New law stiffens penalties for preaching without license: ongoing restriction of freedom of religion without countering incitement to violence and discrimination

Press Release

15 June 2014

The Egyptian Initiative for Personal Rights (EIPR) is concerned by recently issued Law 51/2014 regulating sermons and religious lessons in mosques, seeing in it a continuation of policies designed to curb freedom of religion and enforce a legal monopoly on the right to express opinions about Islam as the official religion, except within the bounds sanctioned by the official religious authorities, which are part of the Egyptian state.

Article 5 of the new law sets forth a prison term of no less than one month and no more than one year and/or a fine of no less than LE20,000 and no more than LE50,000 for any person who violates Article 2 of the law, which prohibits any person from preaching or giving religious lessons without a license from the Ministry of Endowments or the main office of al-Azhar; the penalty is doubled in the event of repeat offense.

“The new law stiffening penalties on unlicensed preaching is the continuation of decades of state policies designed to restrict the religious sphere, ostensibly to counter ‘extremist trends’ that politically exploit religion, based on the argument that state control of every mosque keeps religious discourse in line with the views of al-Azhar,” said Amr Ezzat, a researcher and officer with the EIPR’s Freedom of Religion and Belief Program. “These policies have had the opposite effect, promoting the ideas of these trends in both the political and religious sphere. In fact, they have wide currency among students and professors at Azhar University and among imams employed by the Endowments Ministry. These policies themselves constitute the political exploitation of religion. At the same time, the state has failed to play its fundamental role in protecting rights and liberties from religious and sectarian incitement and advocacy of discrimination. This is what officials at al-Azhar and the Endowments Ministry are involved in, with their repeated appeals and support of discrimination against Baha’is or the Shia confession.”

The new law is an extension of Law 272/1959 and its amendments, regulating the Ministry of Endowments. That law gives the ministry the right to administer all mosques or bring them under direct ministry control, and supervise the religious activities of any mosque not subordinate to the ministry. The law mandates prison terms and fines for any person who preaches or teaches in a mosque without a permit from the ministry, restricting freedom of religion and expression and the right to worship in accordance with rites or opinions that differ from those of the Endowments Ministry.

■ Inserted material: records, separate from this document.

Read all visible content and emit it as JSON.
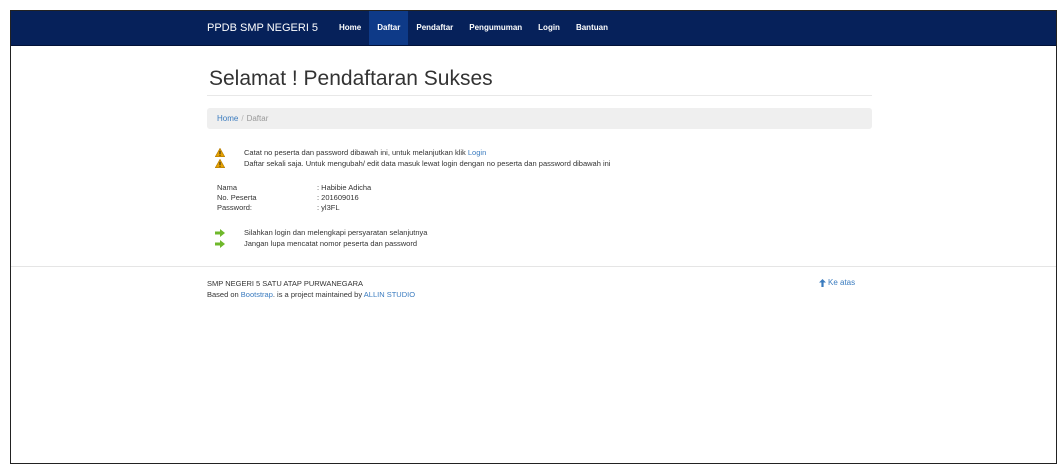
{
  "navbar": {
    "brand": "PPDB SMP NEGERI 5",
    "items": [
      {
        "label": "Home",
        "active": false
      },
      {
        "label": "Daftar",
        "active": true
      },
      {
        "label": "Pendaftar",
        "active": false
      },
      {
        "label": "Pengumuman",
        "active": false
      },
      {
        "label": "Login",
        "active": false
      },
      {
        "label": "Bantuan",
        "active": false
      }
    ]
  },
  "page": {
    "title": "Selamat ! Pendaftaran Sukses"
  },
  "breadcrumb": {
    "home": "Home",
    "separator": "/",
    "current": "Daftar"
  },
  "notices": {
    "line1_text": "Catat no peserta dan password dibawah ini, untuk melanjutkan klik ",
    "line1_link": "Login",
    "line2_text": "Daftar sekali saja. Untuk mengubah/ edit data masuk lewat login dengan no peserta dan password dibawah ini",
    "icon": "warning-icon",
    "icon_color": "#e8a300"
  },
  "info": {
    "name_label": "Nama",
    "name_value": ": Habibie Adicha",
    "id_label": "No. Peserta",
    "id_value": ": 201609016",
    "pw_label": "Password:",
    "pw_value": ": yl3FL"
  },
  "next_steps": {
    "step1": "Silahkan login dan melengkapi persyaratan selanjutnya",
    "step2": "Jangan lupa mencatat nomor peserta dan password",
    "icon": "arrow-right-icon",
    "icon_color": "#6fb82b"
  },
  "footer": {
    "school": "SMP NEGERI 5 SATU ATAP PURWANEGARA",
    "based_on": "Based on ",
    "bootstrap_link": "Bootstrap",
    "middle": ". is a project maintained by ",
    "studio_link": "ALLIN STUDIO",
    "to_top": "Ke atas"
  },
  "colors": {
    "navbar_bg": "#06215a",
    "active_nav_bg": "#0e3a88",
    "link": "#3a7bbf",
    "breadcrumb_bg": "#efefef"
  }
}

Law 238/1996 amending the Ministry of Endowments law set forth a prison term of no more than one month and a fine of no less than LE100 and no more than LE300 for any person who preaches or gives religious lessons without a license from the ministry. These penalties have been substantially stiffened in the new law.

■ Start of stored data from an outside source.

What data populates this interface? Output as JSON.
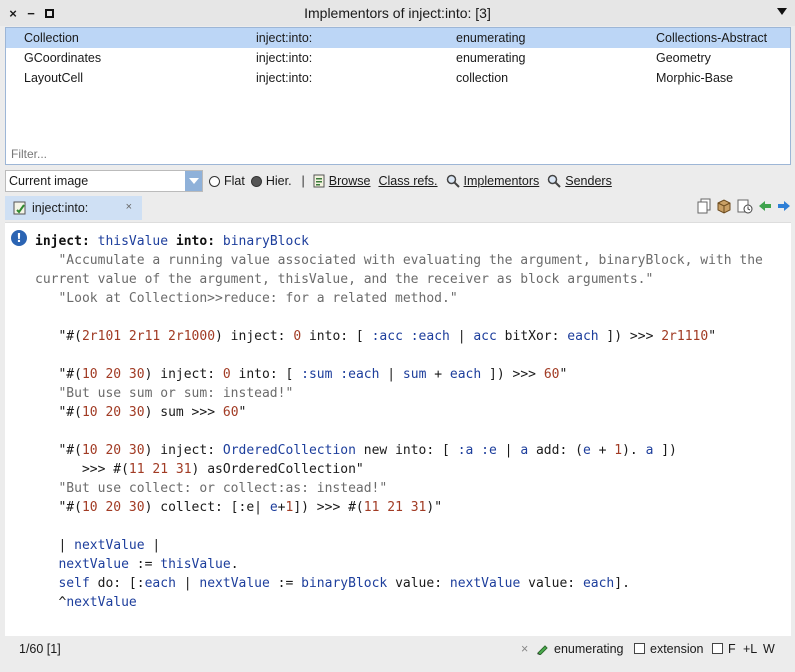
{
  "window": {
    "title": "Implementors of inject:into: [3]",
    "close_glyph": "×",
    "minimize_glyph": "−"
  },
  "results": {
    "rows": [
      {
        "name": "Collection",
        "selector": "inject:into:",
        "protocol": "enumerating",
        "package": "Collections-Abstract",
        "selected": true
      },
      {
        "name": "GCoordinates",
        "selector": "inject:into:",
        "protocol": "enumerating",
        "package": "Geometry",
        "selected": false
      },
      {
        "name": "LayoutCell",
        "selector": "inject:into:",
        "protocol": "collection",
        "package": "Morphic-Base",
        "selected": false
      }
    ],
    "filter_placeholder": "Filter..."
  },
  "toolbar": {
    "scope_value": "Current image",
    "flat_label": "Flat",
    "hier_label": "Hier.",
    "hier_selected": true,
    "separator": "|",
    "browse_label": "Browse",
    "class_refs_label": "Class refs.",
    "implementors_label": "Implementors",
    "senders_label": "Senders"
  },
  "tab": {
    "label": "inject:into:",
    "close_glyph": "×"
  },
  "editor": {
    "gutter_icon": "!",
    "lines": [
      [
        {
          "t": "inject:",
          "c": "sel-kw"
        },
        {
          "t": " "
        },
        {
          "t": "thisValue",
          "c": "arg"
        },
        {
          "t": " "
        },
        {
          "t": "into:",
          "c": "sel-kw"
        },
        {
          "t": " "
        },
        {
          "t": "binaryBlock",
          "c": "arg"
        }
      ],
      [
        {
          "t": "   \"Accumulate a running value associated with evaluating the argument, binaryBlock, with the",
          "c": "cmt"
        }
      ],
      [
        {
          "t": "current value of the argument, thisValue, and the receiver as block arguments.\"",
          "c": "cmt"
        }
      ],
      [
        {
          "t": "   \"Look at Collection>>reduce: for a related method.\"",
          "c": "cmt"
        }
      ],
      [],
      [
        {
          "t": "   \"#(",
          "c": ""
        },
        {
          "t": "2r101 2r11 2r1000",
          "c": "num"
        },
        {
          "t": ") inject: "
        },
        {
          "t": "0",
          "c": "num"
        },
        {
          "t": " into: [ "
        },
        {
          "t": ":acc :each",
          "c": "arg"
        },
        {
          "t": " | "
        },
        {
          "t": "acc",
          "c": "arg"
        },
        {
          "t": " bitXor: "
        },
        {
          "t": "each",
          "c": "arg"
        },
        {
          "t": " ]) >>> "
        },
        {
          "t": "2r1110",
          "c": "num"
        },
        {
          "t": "\""
        }
      ],
      [],
      [
        {
          "t": "   \"#(",
          "c": ""
        },
        {
          "t": "10 20 30",
          "c": "num"
        },
        {
          "t": ") inject: "
        },
        {
          "t": "0",
          "c": "num"
        },
        {
          "t": " into: [ "
        },
        {
          "t": ":sum :each",
          "c": "arg"
        },
        {
          "t": " | "
        },
        {
          "t": "sum",
          "c": "arg"
        },
        {
          "t": " + "
        },
        {
          "t": "each",
          "c": "arg"
        },
        {
          "t": " ]) >>> "
        },
        {
          "t": "60",
          "c": "num"
        },
        {
          "t": "\""
        }
      ],
      [
        {
          "t": "   \"But use sum or sum: instead!\"",
          "c": "cmt"
        }
      ],
      [
        {
          "t": "   \"#(",
          "c": ""
        },
        {
          "t": "10 20 30",
          "c": "num"
        },
        {
          "t": ") sum >>> "
        },
        {
          "t": "60",
          "c": "num"
        },
        {
          "t": "\""
        }
      ],
      [],
      [
        {
          "t": "   \"#(",
          "c": ""
        },
        {
          "t": "10 20 30",
          "c": "num"
        },
        {
          "t": ") inject: "
        },
        {
          "t": "OrderedCollection",
          "c": "cls"
        },
        {
          "t": " new into: [ "
        },
        {
          "t": ":a :e",
          "c": "arg"
        },
        {
          "t": " | "
        },
        {
          "t": "a",
          "c": "arg"
        },
        {
          "t": " add: ("
        },
        {
          "t": "e",
          "c": "arg"
        },
        {
          "t": " + "
        },
        {
          "t": "1",
          "c": "num"
        },
        {
          "t": "). "
        },
        {
          "t": "a",
          "c": "arg"
        },
        {
          "t": " ])"
        }
      ],
      [
        {
          "t": "      >>> #("
        },
        {
          "t": "11 21 31",
          "c": "num"
        },
        {
          "t": ") asOrderedCollection\""
        }
      ],
      [
        {
          "t": "   \"But use collect: or collect:as: instead!\"",
          "c": "cmt"
        }
      ],
      [
        {
          "t": "   \"#(",
          "c": ""
        },
        {
          "t": "10 20 30",
          "c": "num"
        },
        {
          "t": ") collect: [:e| "
        },
        {
          "t": "e",
          "c": "arg"
        },
        {
          "t": "+"
        },
        {
          "t": "1",
          "c": "num"
        },
        {
          "t": "]) >>> #("
        },
        {
          "t": "11 21 31",
          "c": "num"
        },
        {
          "t": ")\""
        }
      ],
      [],
      [
        {
          "t": "   | "
        },
        {
          "t": "nextValue",
          "c": "arg"
        },
        {
          "t": " |"
        }
      ],
      [
        {
          "t": "   "
        },
        {
          "t": "nextValue",
          "c": "arg"
        },
        {
          "t": " := "
        },
        {
          "t": "thisValue",
          "c": "arg"
        },
        {
          "t": "."
        }
      ],
      [
        {
          "t": "   "
        },
        {
          "t": "self",
          "c": "kw"
        },
        {
          "t": " do: [:"
        },
        {
          "t": "each",
          "c": "arg"
        },
        {
          "t": " | "
        },
        {
          "t": "nextValue",
          "c": "arg"
        },
        {
          "t": " := "
        },
        {
          "t": "binaryBlock",
          "c": "arg"
        },
        {
          "t": " value: "
        },
        {
          "t": "nextValue",
          "c": "arg"
        },
        {
          "t": " value: "
        },
        {
          "t": "each",
          "c": "arg"
        },
        {
          "t": "]."
        }
      ],
      [
        {
          "t": "   ^"
        },
        {
          "t": "nextValue",
          "c": "arg"
        }
      ]
    ]
  },
  "status": {
    "position": "1/60 [1]",
    "clear_glyph": "×",
    "category": "enumerating",
    "extension_label": "extension",
    "f_label": "F",
    "l_label": "+L",
    "w_label": "W"
  }
}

EIPR reiterates that any policies and laws on religion must favor freedom of religion and belief and the freedom to express these beliefs, both individual and collective, in the form of an assembly or association, without undermining other rights and liberties or inciting to violence or discrimination against adherents of another religion or faith. Various associations and institutions should therefore be allowed to preach and give religious lessons, in or out of houses of worship, without restriction by the state or the official religious establishment. The state’s fundamental role is to put in place policies to counter and hold individuals accountable for the promotion of religious discrimination and sectarian incitement.

Adli Mansour, the Former Interim President, issued the new law by presidential decree on 5 June 2014, only days before leaving office. The law continues the policies of the Ministry of Endowment  in the Beblawi and Mehleb governments, both of which made heavy use of laws allowing them to monopolize religious activities in mosques in tandem with a broad security campaign and decrees mandating administrative sanctions for imams belonging to dissident political movements.

EIPR will soon issue a study containing an analysis of state policies in mosque administration and religious activity, as well as recommendations for actions that conform to provisions for freedom of religion and belief in the constitution and international rights conventions.